Sherlock's conclusion was therefore clear: the one who had actually subdued the werewolf and cast the spell was someone else—someone whose accomplishment and memory Lockhart had stolen. Which meant the spell was real. Which meant it was worth finding.

Sherlock's objective had been precise from the outset: to extract, from within the wreckage of Lockhart's disordered memory, the genuine incantation that might finally help Lupin.

Remus had allowed himself to hope. If Sherlock's deduction was correct, it meant that a fully transformed werewolf could be restored—changed back to human. Which, in turn, meant he might remain at Hogwarts as a proper professor after all. He was fonder of teaching than he generally let on; the Order's open horizons, for all their importance, appealed to him rather less.

The reality, however, had proven thoroughly unkind to the hope.

The Lockhart who had woken from his long stupor appeared to have sustained some form of psychological damage from Voldemort's possession.

At first, he had struggled to confirm even his own identity. After a period of recuperation he seemed, on the surface, to have returned to himself—but when Dumbledore attempted to guide him toward recalling the specific details of that spell, his memory fractured again into serious confusion and blockage.

After examination by St. Mungo's Healers, and confirmed by Dumbledore himself, the diagnosis was grimly absurd.

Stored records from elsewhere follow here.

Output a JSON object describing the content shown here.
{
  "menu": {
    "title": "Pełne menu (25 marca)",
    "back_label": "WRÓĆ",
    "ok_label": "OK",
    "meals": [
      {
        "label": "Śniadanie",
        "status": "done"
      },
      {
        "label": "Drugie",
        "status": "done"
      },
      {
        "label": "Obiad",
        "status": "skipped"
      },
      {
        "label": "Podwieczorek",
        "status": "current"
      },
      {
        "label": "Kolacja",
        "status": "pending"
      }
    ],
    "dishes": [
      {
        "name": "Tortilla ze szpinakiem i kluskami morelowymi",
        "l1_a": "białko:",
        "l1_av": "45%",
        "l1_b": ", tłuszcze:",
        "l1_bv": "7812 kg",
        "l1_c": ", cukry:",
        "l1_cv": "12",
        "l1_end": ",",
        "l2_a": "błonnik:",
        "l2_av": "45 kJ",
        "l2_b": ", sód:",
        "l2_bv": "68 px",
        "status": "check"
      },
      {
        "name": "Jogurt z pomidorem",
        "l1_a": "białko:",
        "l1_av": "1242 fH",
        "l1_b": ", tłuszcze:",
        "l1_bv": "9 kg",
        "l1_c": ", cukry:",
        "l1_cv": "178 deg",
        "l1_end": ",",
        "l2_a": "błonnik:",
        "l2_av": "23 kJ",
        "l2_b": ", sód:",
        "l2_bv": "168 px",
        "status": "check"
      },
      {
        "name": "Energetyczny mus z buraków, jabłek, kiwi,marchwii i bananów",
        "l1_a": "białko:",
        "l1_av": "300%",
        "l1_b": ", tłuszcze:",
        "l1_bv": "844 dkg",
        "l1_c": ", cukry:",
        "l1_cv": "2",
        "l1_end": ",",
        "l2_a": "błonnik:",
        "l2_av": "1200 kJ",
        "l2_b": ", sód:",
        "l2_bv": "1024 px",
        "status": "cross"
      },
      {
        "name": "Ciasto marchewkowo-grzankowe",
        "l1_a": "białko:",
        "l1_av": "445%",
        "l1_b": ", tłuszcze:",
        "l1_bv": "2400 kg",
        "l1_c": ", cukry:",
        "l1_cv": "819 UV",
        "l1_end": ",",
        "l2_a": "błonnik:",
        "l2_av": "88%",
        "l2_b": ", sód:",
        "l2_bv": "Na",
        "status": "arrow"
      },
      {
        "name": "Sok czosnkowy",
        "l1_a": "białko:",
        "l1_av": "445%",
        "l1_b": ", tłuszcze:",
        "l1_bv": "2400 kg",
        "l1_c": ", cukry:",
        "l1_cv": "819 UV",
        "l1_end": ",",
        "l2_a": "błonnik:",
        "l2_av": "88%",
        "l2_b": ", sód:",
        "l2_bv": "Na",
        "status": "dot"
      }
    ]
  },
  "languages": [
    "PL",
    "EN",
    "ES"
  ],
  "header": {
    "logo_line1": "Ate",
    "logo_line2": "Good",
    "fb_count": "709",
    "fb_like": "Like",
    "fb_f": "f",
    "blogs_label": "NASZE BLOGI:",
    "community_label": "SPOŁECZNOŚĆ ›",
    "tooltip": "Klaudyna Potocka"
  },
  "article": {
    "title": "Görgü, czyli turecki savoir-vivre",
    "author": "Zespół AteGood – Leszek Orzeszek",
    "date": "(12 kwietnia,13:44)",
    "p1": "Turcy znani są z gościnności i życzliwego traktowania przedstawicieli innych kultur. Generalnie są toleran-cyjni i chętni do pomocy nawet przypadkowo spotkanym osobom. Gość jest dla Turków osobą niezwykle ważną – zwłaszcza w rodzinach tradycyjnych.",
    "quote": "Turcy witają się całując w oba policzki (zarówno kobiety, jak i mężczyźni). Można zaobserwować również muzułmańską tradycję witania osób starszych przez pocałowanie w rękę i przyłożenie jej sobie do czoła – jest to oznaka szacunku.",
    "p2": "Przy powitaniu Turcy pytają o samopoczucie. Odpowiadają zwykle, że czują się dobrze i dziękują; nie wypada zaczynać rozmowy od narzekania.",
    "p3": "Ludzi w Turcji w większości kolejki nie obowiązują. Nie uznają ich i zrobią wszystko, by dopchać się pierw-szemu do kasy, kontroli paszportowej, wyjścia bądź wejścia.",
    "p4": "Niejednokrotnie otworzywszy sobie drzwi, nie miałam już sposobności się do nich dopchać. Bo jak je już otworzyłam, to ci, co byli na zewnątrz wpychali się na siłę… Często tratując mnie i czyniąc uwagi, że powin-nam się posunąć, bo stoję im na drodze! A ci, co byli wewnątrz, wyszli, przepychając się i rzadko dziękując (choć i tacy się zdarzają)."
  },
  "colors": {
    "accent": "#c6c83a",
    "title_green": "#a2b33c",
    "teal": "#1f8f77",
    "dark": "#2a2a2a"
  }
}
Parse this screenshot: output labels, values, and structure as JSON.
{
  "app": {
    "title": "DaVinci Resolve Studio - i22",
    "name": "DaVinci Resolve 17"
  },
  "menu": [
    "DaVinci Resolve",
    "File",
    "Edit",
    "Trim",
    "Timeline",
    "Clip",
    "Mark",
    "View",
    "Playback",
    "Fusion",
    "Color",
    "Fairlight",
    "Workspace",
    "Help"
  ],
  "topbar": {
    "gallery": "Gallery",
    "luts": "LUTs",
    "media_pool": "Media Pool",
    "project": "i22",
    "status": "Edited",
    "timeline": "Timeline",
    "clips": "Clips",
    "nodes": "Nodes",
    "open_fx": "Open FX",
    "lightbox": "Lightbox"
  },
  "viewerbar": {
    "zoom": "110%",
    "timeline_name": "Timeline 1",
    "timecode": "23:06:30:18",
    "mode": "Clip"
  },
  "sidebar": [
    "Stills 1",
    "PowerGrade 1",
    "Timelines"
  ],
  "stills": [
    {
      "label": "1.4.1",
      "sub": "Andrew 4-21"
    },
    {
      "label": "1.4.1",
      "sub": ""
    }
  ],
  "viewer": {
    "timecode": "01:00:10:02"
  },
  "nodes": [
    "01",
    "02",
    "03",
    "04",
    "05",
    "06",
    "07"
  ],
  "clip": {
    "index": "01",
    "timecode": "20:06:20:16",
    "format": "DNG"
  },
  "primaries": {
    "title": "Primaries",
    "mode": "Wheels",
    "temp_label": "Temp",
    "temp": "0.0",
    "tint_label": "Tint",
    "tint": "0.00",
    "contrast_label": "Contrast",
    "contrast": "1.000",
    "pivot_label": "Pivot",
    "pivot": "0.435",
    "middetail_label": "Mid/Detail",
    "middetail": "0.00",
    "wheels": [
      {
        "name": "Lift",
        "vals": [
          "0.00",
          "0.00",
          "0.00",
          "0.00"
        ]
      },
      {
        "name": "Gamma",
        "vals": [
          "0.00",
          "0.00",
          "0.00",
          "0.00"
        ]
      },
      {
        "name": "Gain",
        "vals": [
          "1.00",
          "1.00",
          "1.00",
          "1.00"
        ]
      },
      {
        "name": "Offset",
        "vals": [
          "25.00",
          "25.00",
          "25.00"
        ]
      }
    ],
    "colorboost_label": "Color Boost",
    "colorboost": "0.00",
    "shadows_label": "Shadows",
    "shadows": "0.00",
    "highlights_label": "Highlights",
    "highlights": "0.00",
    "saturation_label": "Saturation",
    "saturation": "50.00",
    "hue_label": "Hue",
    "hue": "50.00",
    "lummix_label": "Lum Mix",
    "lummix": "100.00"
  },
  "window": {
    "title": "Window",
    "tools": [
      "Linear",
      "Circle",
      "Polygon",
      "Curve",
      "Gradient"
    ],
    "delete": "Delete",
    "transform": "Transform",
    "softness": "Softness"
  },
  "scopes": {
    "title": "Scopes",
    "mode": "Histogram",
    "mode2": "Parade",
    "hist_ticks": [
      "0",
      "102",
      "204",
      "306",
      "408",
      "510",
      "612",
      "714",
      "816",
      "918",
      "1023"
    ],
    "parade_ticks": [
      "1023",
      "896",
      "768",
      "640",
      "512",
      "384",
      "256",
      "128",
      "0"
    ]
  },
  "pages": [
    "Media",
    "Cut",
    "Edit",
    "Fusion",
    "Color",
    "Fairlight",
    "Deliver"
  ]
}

Lockhart, who appeared by all external signs to have recovered, had constructed inside his own mind an entirely false set of memories—a complete and seamless revision.

Every lie he had ever written in his books, every fabrication he had performed before a classroom, he now held to be irrefutable fact. He did not merely claim these things. He believed them, wholly and without a shadow of doubt.

In other words: he was entirely sincere in his conviction that the hero who had defeated the werewolf in Vârcolac and saved the villagers was himself. That the Homorphus Charm had been his own invention.

The problem, of course, was that the spell he described so confidently was far beyond the genuine limits of his magical ability. He could not reproduce it. He could not provide a single useful detail. Whenever Dumbledore or Sherlock raised the subject, the scene that had just played out was the inevitable result.

The problem appeared to be a dead end—completely, irrevocably sealed.

Sherlock had not even needed Remus to explain it aloud. The moment Remus asked him to let it go, combined with what he had just witnessed, was enough for him to reconstruct the full picture.

He turned to Dumbledore. "You have no way through it either, sir?"

He asked because Dumbledore had precedent. Both Morfin Gaunt and the house-elf called Hokey had each had false memories planted inside their minds by Voldemort. Yet Dumbledore had, with remarkable skill, extracted the true memories buried beneath the fabrications.

The situation with Lockhart was, in its nature, not entirely different—except that the architect of the false memories was Lockhart himself. Could it be that in this particular arena, his self-deception ran deeper than Voldemort's artifice?

"I'm afraid not," Dumbledore said.

Sherlock had not quite expected that admission.

"His conviction in this matter is far more tenacious than one might imagine," Dumbledore said, with an air of helpless resignation. "I suspect that's precisely how he managed to hold on for as long as he did."

'Well. There you have it.'

Everyone present understood what Dumbledore meant. And the looks they turned toward Lockhart, lounging cheerfully against his pillows, were against all expectation—tinged with something very close to awe.